Liège, Association pour le progrès intellectuel et artistique de la Wallonie, Kandinsky: gouaches & dessins, 1947, no. 60
New York, Kleeman Galleries, Wassily Kandinsky 1866-1944, 1957, no. 17, illustrated in the catalogue
Dusseldorf, Kunstsammlung Nordrhein-Westfalen & Stuttgart, Staatsgalerie, Kandinsky. Kleine Freuden: Aquarelle und Zeichnungen, 1992, no. 168, illustrated in colour in the catalogue
Literature
Artist's Handlist, Watercolours, listed as 'ii 1939,620, La forme blanche (Aq + gouache)'
Vivian Endicott Barnett, Kandinsky Watercolours, Catalogue Raisonné, London, 1994, vol. II, no. 1255, illustrated p. 459, illustrated in colour p. 437
Condition
"In response to your inquiry, we are pleased to provide you with a general report of the condition of the property described above. Since we are not professional conservators or restorers, we urge you to consult with a restorer or conservator of your choice who will be better able to provide a detailed, professional report. Prospective buyers should inspect each lot to satisfy themselves as to condition and must understand that any statement made by Sotheby's is merely a subjective, qualified opinion. Prospective buyers should also refer to any Important Notices regarding this sale, which are printed in the Sale Catalogue.

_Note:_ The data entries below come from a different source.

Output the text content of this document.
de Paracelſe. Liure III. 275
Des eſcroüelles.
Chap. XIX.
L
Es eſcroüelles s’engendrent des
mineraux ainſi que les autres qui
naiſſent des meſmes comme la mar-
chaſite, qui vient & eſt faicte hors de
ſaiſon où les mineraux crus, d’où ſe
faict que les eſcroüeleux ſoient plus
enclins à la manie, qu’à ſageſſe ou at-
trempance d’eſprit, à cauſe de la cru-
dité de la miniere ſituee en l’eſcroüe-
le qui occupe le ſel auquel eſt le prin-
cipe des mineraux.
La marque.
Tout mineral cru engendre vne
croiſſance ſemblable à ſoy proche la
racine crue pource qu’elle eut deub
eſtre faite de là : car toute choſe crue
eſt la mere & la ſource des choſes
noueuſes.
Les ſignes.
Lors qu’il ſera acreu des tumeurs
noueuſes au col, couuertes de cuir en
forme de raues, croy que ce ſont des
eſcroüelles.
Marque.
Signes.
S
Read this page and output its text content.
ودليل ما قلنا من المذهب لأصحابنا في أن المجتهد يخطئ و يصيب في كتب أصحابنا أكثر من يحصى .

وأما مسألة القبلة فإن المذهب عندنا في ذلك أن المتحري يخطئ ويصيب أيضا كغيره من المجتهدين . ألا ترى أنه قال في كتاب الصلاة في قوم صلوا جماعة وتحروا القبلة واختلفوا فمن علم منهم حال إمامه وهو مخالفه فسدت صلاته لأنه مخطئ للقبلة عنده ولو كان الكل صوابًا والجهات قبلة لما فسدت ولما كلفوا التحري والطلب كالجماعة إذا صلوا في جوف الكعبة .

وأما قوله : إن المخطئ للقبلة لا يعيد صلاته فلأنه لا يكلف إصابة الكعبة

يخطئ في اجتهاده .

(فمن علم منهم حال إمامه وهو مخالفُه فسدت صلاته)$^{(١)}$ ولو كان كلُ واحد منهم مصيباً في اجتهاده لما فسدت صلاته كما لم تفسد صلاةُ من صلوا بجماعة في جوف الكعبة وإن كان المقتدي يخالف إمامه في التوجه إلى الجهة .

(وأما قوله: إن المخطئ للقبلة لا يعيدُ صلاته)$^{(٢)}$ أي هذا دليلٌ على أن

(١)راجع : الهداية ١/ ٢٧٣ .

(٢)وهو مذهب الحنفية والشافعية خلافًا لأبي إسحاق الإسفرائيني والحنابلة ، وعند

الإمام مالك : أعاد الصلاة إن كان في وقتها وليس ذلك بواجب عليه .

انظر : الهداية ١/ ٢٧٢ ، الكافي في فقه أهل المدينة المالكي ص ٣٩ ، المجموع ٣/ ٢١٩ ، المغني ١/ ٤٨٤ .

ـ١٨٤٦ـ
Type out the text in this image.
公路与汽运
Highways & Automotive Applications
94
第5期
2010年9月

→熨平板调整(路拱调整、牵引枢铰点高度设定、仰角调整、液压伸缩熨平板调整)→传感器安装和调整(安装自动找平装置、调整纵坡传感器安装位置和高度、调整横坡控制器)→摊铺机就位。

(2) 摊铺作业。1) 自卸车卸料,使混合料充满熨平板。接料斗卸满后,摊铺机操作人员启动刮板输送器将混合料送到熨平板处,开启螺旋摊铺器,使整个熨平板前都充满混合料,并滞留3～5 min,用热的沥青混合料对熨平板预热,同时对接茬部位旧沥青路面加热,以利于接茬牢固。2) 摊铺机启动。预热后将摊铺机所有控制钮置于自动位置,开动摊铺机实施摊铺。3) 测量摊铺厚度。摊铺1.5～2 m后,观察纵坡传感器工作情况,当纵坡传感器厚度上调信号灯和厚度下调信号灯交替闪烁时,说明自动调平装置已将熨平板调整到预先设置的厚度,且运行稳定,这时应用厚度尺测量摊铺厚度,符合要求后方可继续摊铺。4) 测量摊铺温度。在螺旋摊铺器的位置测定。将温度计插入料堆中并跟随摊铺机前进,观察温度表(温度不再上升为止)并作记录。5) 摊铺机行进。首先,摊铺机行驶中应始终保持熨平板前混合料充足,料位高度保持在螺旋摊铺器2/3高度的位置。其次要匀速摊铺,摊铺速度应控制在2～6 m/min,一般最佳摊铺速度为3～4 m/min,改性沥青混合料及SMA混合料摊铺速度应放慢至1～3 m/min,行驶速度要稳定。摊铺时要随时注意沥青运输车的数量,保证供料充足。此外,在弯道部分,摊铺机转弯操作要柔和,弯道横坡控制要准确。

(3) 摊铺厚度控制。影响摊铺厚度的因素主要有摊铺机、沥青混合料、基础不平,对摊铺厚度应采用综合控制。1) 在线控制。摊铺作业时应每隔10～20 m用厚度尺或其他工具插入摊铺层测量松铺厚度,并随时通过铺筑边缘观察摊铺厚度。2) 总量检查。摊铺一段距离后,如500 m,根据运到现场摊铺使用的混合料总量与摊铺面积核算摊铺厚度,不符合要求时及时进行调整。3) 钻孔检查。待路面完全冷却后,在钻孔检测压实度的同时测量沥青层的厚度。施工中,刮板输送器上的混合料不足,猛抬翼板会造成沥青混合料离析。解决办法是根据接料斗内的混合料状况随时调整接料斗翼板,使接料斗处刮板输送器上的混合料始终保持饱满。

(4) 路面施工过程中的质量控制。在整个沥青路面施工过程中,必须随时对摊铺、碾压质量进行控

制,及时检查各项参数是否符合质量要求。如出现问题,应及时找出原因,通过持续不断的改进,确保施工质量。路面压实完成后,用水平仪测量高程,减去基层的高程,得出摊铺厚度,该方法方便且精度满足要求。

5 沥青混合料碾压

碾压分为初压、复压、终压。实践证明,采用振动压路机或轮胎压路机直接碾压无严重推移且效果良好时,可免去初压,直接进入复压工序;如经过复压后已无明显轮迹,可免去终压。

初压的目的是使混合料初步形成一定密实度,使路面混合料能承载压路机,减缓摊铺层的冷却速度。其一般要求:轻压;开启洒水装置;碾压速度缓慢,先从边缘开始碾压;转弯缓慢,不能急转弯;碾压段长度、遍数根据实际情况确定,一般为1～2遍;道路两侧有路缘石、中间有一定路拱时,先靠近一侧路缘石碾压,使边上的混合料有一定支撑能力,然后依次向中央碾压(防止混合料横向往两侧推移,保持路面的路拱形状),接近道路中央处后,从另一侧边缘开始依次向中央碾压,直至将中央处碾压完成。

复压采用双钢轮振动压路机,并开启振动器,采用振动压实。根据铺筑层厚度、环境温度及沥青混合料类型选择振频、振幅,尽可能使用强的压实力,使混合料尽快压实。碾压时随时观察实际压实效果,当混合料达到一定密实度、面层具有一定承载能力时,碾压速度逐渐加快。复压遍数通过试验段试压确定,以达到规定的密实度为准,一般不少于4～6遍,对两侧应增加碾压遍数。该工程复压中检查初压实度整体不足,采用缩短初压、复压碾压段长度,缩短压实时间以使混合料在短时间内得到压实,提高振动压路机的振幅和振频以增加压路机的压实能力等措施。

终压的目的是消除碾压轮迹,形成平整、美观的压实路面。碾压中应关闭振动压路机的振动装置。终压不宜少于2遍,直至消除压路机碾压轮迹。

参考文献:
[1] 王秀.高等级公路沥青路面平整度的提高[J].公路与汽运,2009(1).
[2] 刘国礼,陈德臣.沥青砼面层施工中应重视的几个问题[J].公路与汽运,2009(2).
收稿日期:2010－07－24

NOTWITHSTANDING THIS REPORT OR ANY DISCUSSIONS CONCERNING A LOT, ALL LOTS ARE OFFERED AND SOLD AS IS" IN ACCORDANCE WITH THE CONDITIONS OF BUSINESS PRINTED IN THE SALE CATALOGUE."
Catalogue Note
La Forme Blanche was executed in Paris in 1939, at a time when the Surrealists dominated the cultural scene and the city was alive with avant-garde artists. Kandinsky had a long association with Paris which he had first visited in 1889 and in the last days of 1933. He decided to emigrate to Paris from an increasingly hostile Germany. He and his wife settled at 135 Boulevard de la Seine in Neuilly-sur-Seine, a wealthy, inner suburb of Paris, where he was to live out the remainder of his life. On 23rd January in 1934 Kandinsky wrote to his friend Jawlensky: 'We don't want to leave Germany permanently (we've got deep roots there!), but we'd like to stay in Paris for a couple of years... Our flat's on the sixth floor, with a great view of the Seine, the hills behind it, and a huge expanse of sky. The Bois de Boulogne is a couple of minutes away' (quoted in Jelena Hahl-Koch, Kandinsky, London, 1993, p. 322).
Kandinsky's Parisian works explored the mysteries of nature's fundamental elements. In La Forme Blanche the sensuous, suspended forms are created from what Kandinsky described as an 'inner necessity' to find the most apposite form of expression. Like his contemporaries Klee and Arp, Kandinsky had become interested in nature and organic growth. He began to produce anthropomorphic forms in his paintings which grew from ideas about zoology and embryology. Kandinsky found inspiration in images of embryos and would clip photographs and diagrams from scientific articles on deep-sea life. Vivian Endicott Barnett suggested that 'Kandinsky's images of amoebas, embryos and marine invertebrates convey spiritual meaning of beginning, regeneration and a common origin of all life. Because of his spiritual beliefs and his ideas on abstract art, Kandinsky would have responded to the meanings or rebirth and renewal inherent in the new imagery of his Paris pictures' (V. E. Barnett in Kandinsky in Paris (exhibition catalogue), The Solomon R. Guggenheim Musuem, New York, 1985, p. 87).